La vieille sorcière s’apprêtait à partir, rangea ses affaires dans un sac rouge du supermarché du coin, se racla la gorge bruyamment et se leva. Elle avait du mal à marcher et réussit tant bien que mal à sortir du café. Paul la suivit du regard, toujours aussi dégoûté, et content de la voir partir. Elle se dirigea vers un mime qui se tenait de l’autre côté de la rue. Il faisait presque pitié : une perruque mal ajustée sous un chapeau passé, le visage recouvert d’un maquillage blanc irrégulier, et un regard triste.
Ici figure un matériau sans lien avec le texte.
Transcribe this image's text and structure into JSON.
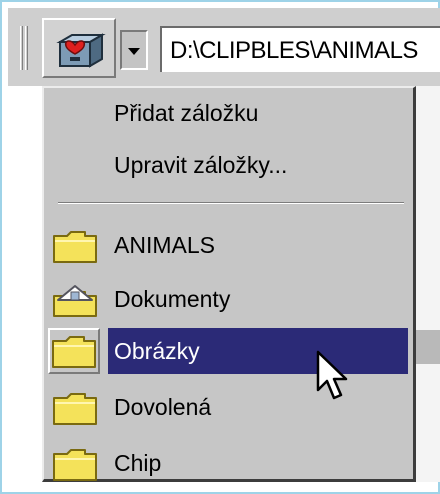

A ces pieds, une boîte ouverte pour recevoir l’argent de quelques passants généreux, boîte qu’il imaginait vide. La sorcière y jeta une pièce. Paul se vit sourire de sa bêtise, toujours vouloir juger les gens par leur physique. L’apparence est trompeuse, et malheureusement Paul se laissait souvent mener par ses jugements superficiels. Il repensa au charmeur et à sa compagne, ils avaient l’air sympathique et amoureux, ils donnaient même envie d’aller s’asseoir à côté d’eux et bavarder un peu. Mais quand était-il vraiment ? Il se mit à les observer minutieusement, à surveiller le moindre geste qui permettrait de le faire changer d’opinion.

Sophie arriva à 11h40. Paul était pâle, le visage en sueur. Elle s’assit près de lui, lui prit la main et lui parla doucement.

- Paul, c’est moi, Sophie, ça va ? Qu’est-ce qui t’arrive ? Tu as vu un fantôme ou bien ?
- La salope… bredouilla-t-il le regard fixe sur une table vide de la terrasse.
- Hein ? Quoi ? De qui tu parles ? Tu veux que j’appelle un médecin ?
- Non… Non, ça ira… réussit-il à marmonner.

Il ferma les yeux pour essayer de reprendre ses esprits, mais les images le hantaient encore. Ces amoureux sympathiques. Oui, encore une fois, il s’était trompé du tout au tout. Nadine. Comment avait-elle pu lui faire ça ? La salope, elle avait osé, elle qui lui parlait de maux de têtes et de travail urgent, elle qui évitait même les repas en tête-à-tête. Lui croyait que c’était la vie de vieux couple, la vie tout simplement. Mais non, tout faux, il avait tout faux. La salope. Tous ces mensonges, toutes ces tromperies, il se sentait humilié, blessé, meurtri. Il avait hésité un moment, il voulait aller la voir, la confronter. Elle se serait alors mise à genoux pour s’excuser et implorer son pardon. Cette femme brillante se serait enfin vue comme une moins que rien, une minable. Il l’aurait laissée souffrir, ramper devant lui, pleurer, hurler, crier sa douleur avant de la prendre dans ses bras de lui pardonner, puis ils se seraient embrassés, et il l’aurait prise comme avant, comme au début, debout, dans un coin du magasin, ou dans les toilettes du café, et elle aurait joui et gémi de bonheur. Elle aurait été à lui, à lui seul. Il aurait gagné.

Il prit le bras que Sophie lui tendait, et la suivit comme un automate. En sortant du café, il leva machinalement les yeux vers le mime, puis les baissa vers la boite devant lui. Elle était pleine de pièces.